Adversarial attacks on training data for LLMs is in fact a real issue. You can very very effectively punch up with regards to the proportion of effect on trained system with even small samples of carefully crafter adversarial inputs. There are things that can counter act this, but all of those things increase costs, and LLMs are very sensitive to economics.

Think of it this way. One, reason why humans don't just learn everything is because we spend as much time filtering and refocusing our attention in order to preserve our sense of self in the face of adversarial inputs. It's not perfect, again it changes economics, and at some point being wrong but consistent with our environment is still more important.

I have no skepticism that LLMs learn or understand. They do.
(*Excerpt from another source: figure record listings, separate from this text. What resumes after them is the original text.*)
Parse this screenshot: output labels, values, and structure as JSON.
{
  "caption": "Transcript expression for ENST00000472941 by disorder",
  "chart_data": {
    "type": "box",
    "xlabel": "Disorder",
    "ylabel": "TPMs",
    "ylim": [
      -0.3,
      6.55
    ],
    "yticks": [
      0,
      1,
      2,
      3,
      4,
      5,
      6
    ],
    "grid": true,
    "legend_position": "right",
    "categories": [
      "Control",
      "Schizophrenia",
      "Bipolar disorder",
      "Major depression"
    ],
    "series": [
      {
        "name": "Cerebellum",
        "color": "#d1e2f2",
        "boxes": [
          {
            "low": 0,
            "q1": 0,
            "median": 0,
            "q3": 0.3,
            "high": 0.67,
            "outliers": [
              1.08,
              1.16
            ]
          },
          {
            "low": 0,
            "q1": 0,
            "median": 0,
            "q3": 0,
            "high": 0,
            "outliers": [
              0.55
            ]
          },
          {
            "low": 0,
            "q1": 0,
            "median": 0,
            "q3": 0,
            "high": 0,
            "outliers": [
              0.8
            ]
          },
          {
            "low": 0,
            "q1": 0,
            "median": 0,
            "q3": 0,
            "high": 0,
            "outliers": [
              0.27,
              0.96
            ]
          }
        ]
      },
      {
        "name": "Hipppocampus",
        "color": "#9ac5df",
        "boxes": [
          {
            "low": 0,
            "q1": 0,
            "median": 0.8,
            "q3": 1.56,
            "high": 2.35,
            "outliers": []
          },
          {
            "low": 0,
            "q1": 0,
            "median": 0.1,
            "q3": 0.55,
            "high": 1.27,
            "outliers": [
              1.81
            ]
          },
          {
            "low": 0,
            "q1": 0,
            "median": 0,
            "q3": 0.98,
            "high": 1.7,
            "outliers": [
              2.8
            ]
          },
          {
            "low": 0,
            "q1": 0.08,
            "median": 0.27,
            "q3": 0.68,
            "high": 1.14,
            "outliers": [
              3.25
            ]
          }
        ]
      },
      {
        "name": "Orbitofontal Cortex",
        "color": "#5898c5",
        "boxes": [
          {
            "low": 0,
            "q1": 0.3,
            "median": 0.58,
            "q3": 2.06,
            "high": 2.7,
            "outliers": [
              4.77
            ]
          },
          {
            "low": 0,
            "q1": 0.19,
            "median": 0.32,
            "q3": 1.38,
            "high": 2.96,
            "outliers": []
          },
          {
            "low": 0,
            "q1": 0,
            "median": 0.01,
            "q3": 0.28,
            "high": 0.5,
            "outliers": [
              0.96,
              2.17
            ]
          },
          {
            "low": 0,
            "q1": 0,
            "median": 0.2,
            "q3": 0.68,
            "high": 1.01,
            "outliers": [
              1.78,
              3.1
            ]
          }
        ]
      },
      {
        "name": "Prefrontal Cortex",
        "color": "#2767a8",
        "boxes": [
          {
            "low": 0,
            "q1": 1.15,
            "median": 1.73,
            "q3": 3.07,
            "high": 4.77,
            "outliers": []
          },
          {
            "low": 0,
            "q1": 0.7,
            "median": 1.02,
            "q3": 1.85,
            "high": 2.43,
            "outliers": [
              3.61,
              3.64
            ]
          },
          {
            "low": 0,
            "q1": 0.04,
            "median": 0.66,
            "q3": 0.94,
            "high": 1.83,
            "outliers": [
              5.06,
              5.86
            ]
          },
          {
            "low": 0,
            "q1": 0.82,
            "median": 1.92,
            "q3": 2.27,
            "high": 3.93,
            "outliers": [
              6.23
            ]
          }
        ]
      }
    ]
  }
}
But crucially, like everything else we know of, they are in a critically dependent, asymmetrical relationship with their environment. The environment of their existence being our digital waste, so long as that waste contains the correct shapes.

Long term I see regulation plus new economic realities wrt to digital data, not just to be nice or ethical, but because it's the only way future systems can reach reliable and economical online learning. Maybe the right things happen for the wrong reasons.

It's funny to me just how much AI ends up demonstrating non equilibrium ecology at scale. Maybe we'll have that self introspective moment and see our own relationship with our ecosystems reflect back on us. Or maybe we'll ignore that and focus on reductive world views again.